Culture of TG/HA cells on high-modulus hydrogels resulted in the down-regulation of an additional 21 genes that were not flagged in our assays as being down-regulated more the 2 S.D.s in the medium-modulus samples. These included 5 genes related to cell:cell and cell:matrix interactions (EPHB4, EFNA3, EFNA1, THBS2, LAMA5, and COL18A1), 3 involved in metabolic reactions (AKT1, GAPDH, and TYMP), 7 involved with growth factor/chemokine signaling (CCL2, ANGPT2, EREG, HGF, FGF1, MDK, PDGFA, and NRP2), 1 related to hypoxia sensing (HIF1A), and 3 related to transcriptional or translational control of gene expression (ID1, ID3, and RPL13A). Together, alterations in these genes suggest significant phenotypic differences between the two moduli, especially regarding bidirectional cell:cell signaling through ephrin pathways and diffusible growth factor/chemokine signaling.

Conclusion

These studies demonstrate the ability of several cell types to adhere to and proliferate on heparinized PEG-based hydrogels of three different moduli.
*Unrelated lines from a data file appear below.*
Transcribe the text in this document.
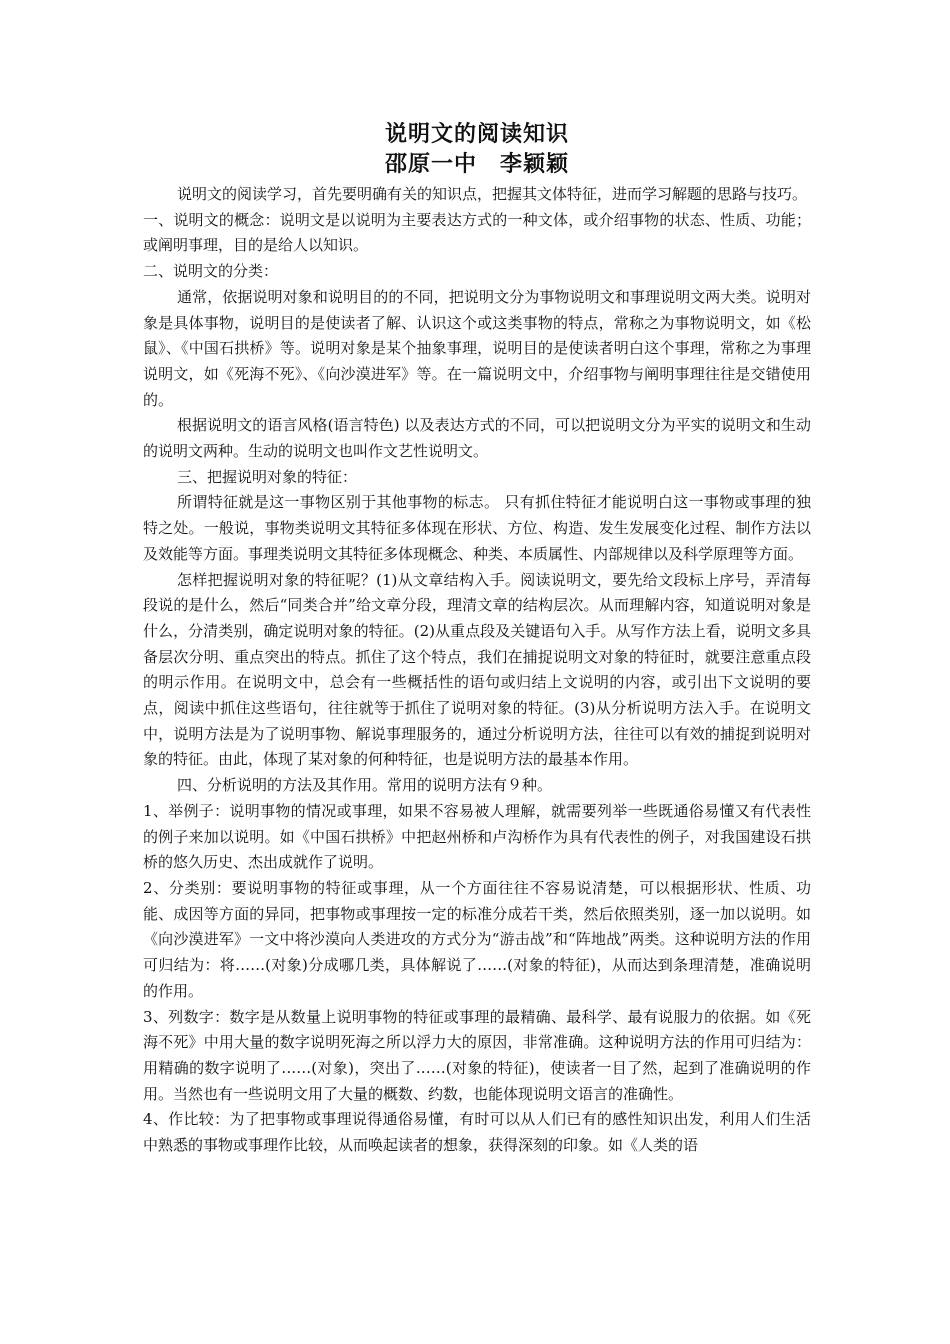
说明文的阅读知识
邵原一中　李颖颖

说明文的阅读学习，首先要明确有关的知识点，把握其文体特征，进而学习解题的思路与技巧。

一、说明文的概念：说明文是以说明为主要表达方式的一种文体，或介绍事物的状态、性质、功能；或阐明事理，目的是给人以知识。

二、说明文的分类：

通常，依据说明对象和说明目的的不同，把说明文分为事物说明文和事理说明文两大类。说明对象是具体事物，说明目的是使读者了解、认识这个或这类事物的特点，常称之为事物说明文，如《松鼠》、《中国石拱桥》等。说明对象是某个抽象事理，说明目的是使读者明白这个事理，常称之为事理说明文，如《死海不死》、《向沙漠进军》等。在一篇说明文中，介绍事物与阐明事理往往是交错使用的。

根据说明文的语言风格(语言特色) 以及表达方式的不同，可以把说明文分为平实的说明文和生动的说明文两种。生动的说明文也叫作文艺性说明文。

三、把握说明对象的特征：

所谓特征就是这一事物区别于其他事物的标志。 只有抓住特征才能说明白这一事物或事理的独特之处。一般说，事物类说明文其特征多体现在形状、方位、构造、发生发展变化过程、制作方法以及效能等方面。事理类说明文其特征多体现概念、种类、本质属性、内部规律以及科学原理等方面。

怎样把握说明对象的特征呢？(1)从文章结构入手。阅读说明文，要先给文段标上序号，弄清每段说的是什么，然后“同类合并”给文章分段，理清文章的结构层次。从而理解内容，知道说明对象是什么，分清类别，确定说明对象的特征。(2)从重点段及关键语句入手。从写作方法上看，说明文多具备层次分明、重点突出的特点。抓住了这个特点，我们在捕捉说明文对象的特征时，就要注意重点段的明示作用。在说明文中，总会有一些概括性的语句或归结上文说明的内容，或引出下文说明的要点，阅读中抓住这些语句，往往就等于抓住了说明对象的特征。(3)从分析说明方法入手。在说明文中，说明方法是为了说明事物、解说事理服务的，通过分析说明方法，往往可以有效的捕捉到说明对象的特征。由此，体现了某对象的何种特征，也是说明方法的最基本作用。

四、分析说明的方法及其作用。常用的说明方法有９种。

1、举例子：说明事物的情况或事理，如果不容易被人理解，就需要列举一些既通俗易懂又有代表性的例子来加以说明。如《中国石拱桥》中把赵州桥和卢沟桥作为具有代表性的例子，对我国建设石拱桥的悠久历史、杰出成就作了说明。

2、分类别：要说明事物的特征或事理，从一个方面往往不容易说清楚，可以根据形状、性质、功能、成因等方面的异同，把事物或事理按一定的标准分成若干类，然后依照类别，逐一加以说明。如《向沙漠进军》一文中将沙漠向人类进攻的方式分为“游击战”和“阵地战”两类。这种说明方法的作用可归结为：将……(对象)分成哪几类，具体解说了……(对象的特征)，从而达到条理清楚，准确说明的作用。

3、列数字：数字是从数量上说明事物的特征或事理的最精确、最科学、最有说服力的依据。如《死海不死》中用大量的数字说明死海之所以浮力大的原因，非常准确。这种说明方法的作用可归结为：用精确的数字说明了……(对象)，突出了……(对象的特征)，使读者一目了然，起到了准确说明的作用。当然也有一些说明文用了大量的概数、约数，也能体现说明文语言的准确性。

4、作比较：为了把事物或事理说得通俗易懂，有时可以从人们已有的感性知识出发，利用人们生活中熟悉的事物或事理作比较，从而唤起读者的想象，获得深刻的印象。如《人类的语
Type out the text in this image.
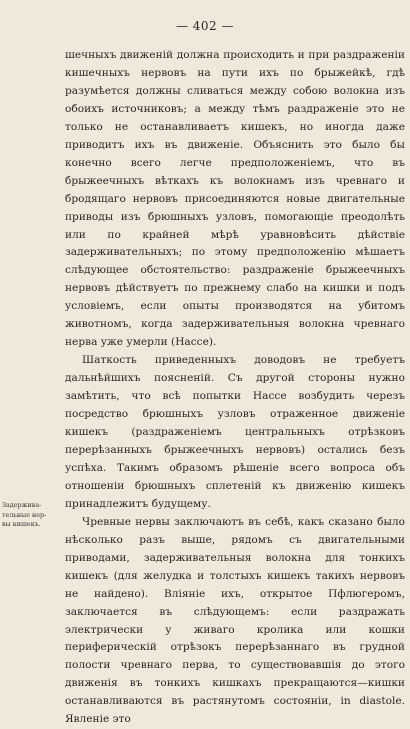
— 402 —

шечныхъ движеній должна происходить и при раздраженіи кишечныхъ нервовъ на пути ихъ по брыжейкѣ, гдѣ разумѣется должны сливаться между собою волокна изъ обоихъ источниковъ; а между тѣмъ раздраженіе это не только не останавливаетъ кишекъ, но иногда даже приводитъ ихъ въ движеніе. Объяснить это было бы конечно всего легче предположеніемъ, что въ брыжеечныхъ вѣткахъ къ волокнамъ изъ чревнаго и бродящаго нервовъ присоединяются новые двигательные приводы изъ брюшныхъ узловъ, помогающіе преодолѣть или по крайней мѣрѣ уравновѣсить дѣйствіе задерживательныхъ; по этому предположенію мѣшаетъ слѣдующее обстоятельство: раздраженіе брыжеечныхъ нервовъ дѣйствуетъ по прежнему слабо на кишки и подъ условіемъ, если опыты производятся на убитомъ животномъ, когда задерживательныя волокна чревнаго нерва уже умерли (Нассе).

Шаткость приведенныхъ доводовъ не требуетъ дальнѣйшихъ поясненій. Съ другой стороны нужно замѣтить, что всѣ попытки Нассе возбудить черезъ посредство брюшныхъ узловъ отраженное движеніе кишекъ (раздраженіемъ центральныхъ отрѣзковъ перерѣзанныхъ брыжеечныхъ нервовъ) остались безъ успѣха. Такимъ образомъ рѣшеніе всего вопроса объ отношеніи брюшныхъ сплетеній къ движенію кишекъ принадлежитъ будущему.

Чревные нервы заключаютъ въ себѣ, какъ сказано было нѣсколько разъ выше, рядомъ съ двигательными приводами, задерживательныя волокна для тонкихъ кишекъ (для желудка и толстыхъ кишекъ такихъ нервовъ не найдено). Вліяніе ихъ, открытое Пфлюгеромъ, заключается въ слѣдующемъ: если раздражать электрически у живаго кролика или кошки периферическій отрѣзокъ перерѣзаннаго въ грудной полости чревнаго перва, то существовавшія до этого движенія въ тонкихъ кишкахъ прекращаются—кишки останавливаются въ растянутомъ состояніи, in diastole. Явленіе это

Задержива-
тельные нер-
вы кишекъ.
Importantly, responses to differences in hydrogel stiffness were cell-type specific, with NIH3T3 cells and HUVECs demonstrating greater proliferation on lower modulus hydrogels and AoAF cells demonstrating greater proliferation on higher modulus hydrogels. The three vascular cell types displayed different changes in gene expression in response to growth on hydrogels, as well. Specifically, AoAF cells expressed a pattern of mRNAs consistent with an inflammatory response when cultured on hydrogels and showed a complex pattern of gene expression that indicated differences in fibroblast phenotype when cultured on hydrogels of different moduli. The expression profiles in HUVECs suggested enhanced migration when cultured on medium versus low modulus hydrogels, as well as differential effects of hydrogel modulus on growth factor expression. T/G HA-vSMCs had expression profiles that indicated differential activation of signaling pathways in cells cultured on hydrogels versus TCPS, and displayed modulus-specific differences in cell:cell signaling. Overall, these results indicate that the mechanical properties of hydrogels can have as great of an influence on cell phenotype as the chemical properties and suggest potential applications for heparinized, PEG-based hydrogels with spatially resolved mechanical properties to encourage the organization of multiple cell types in complex multicellular constructs.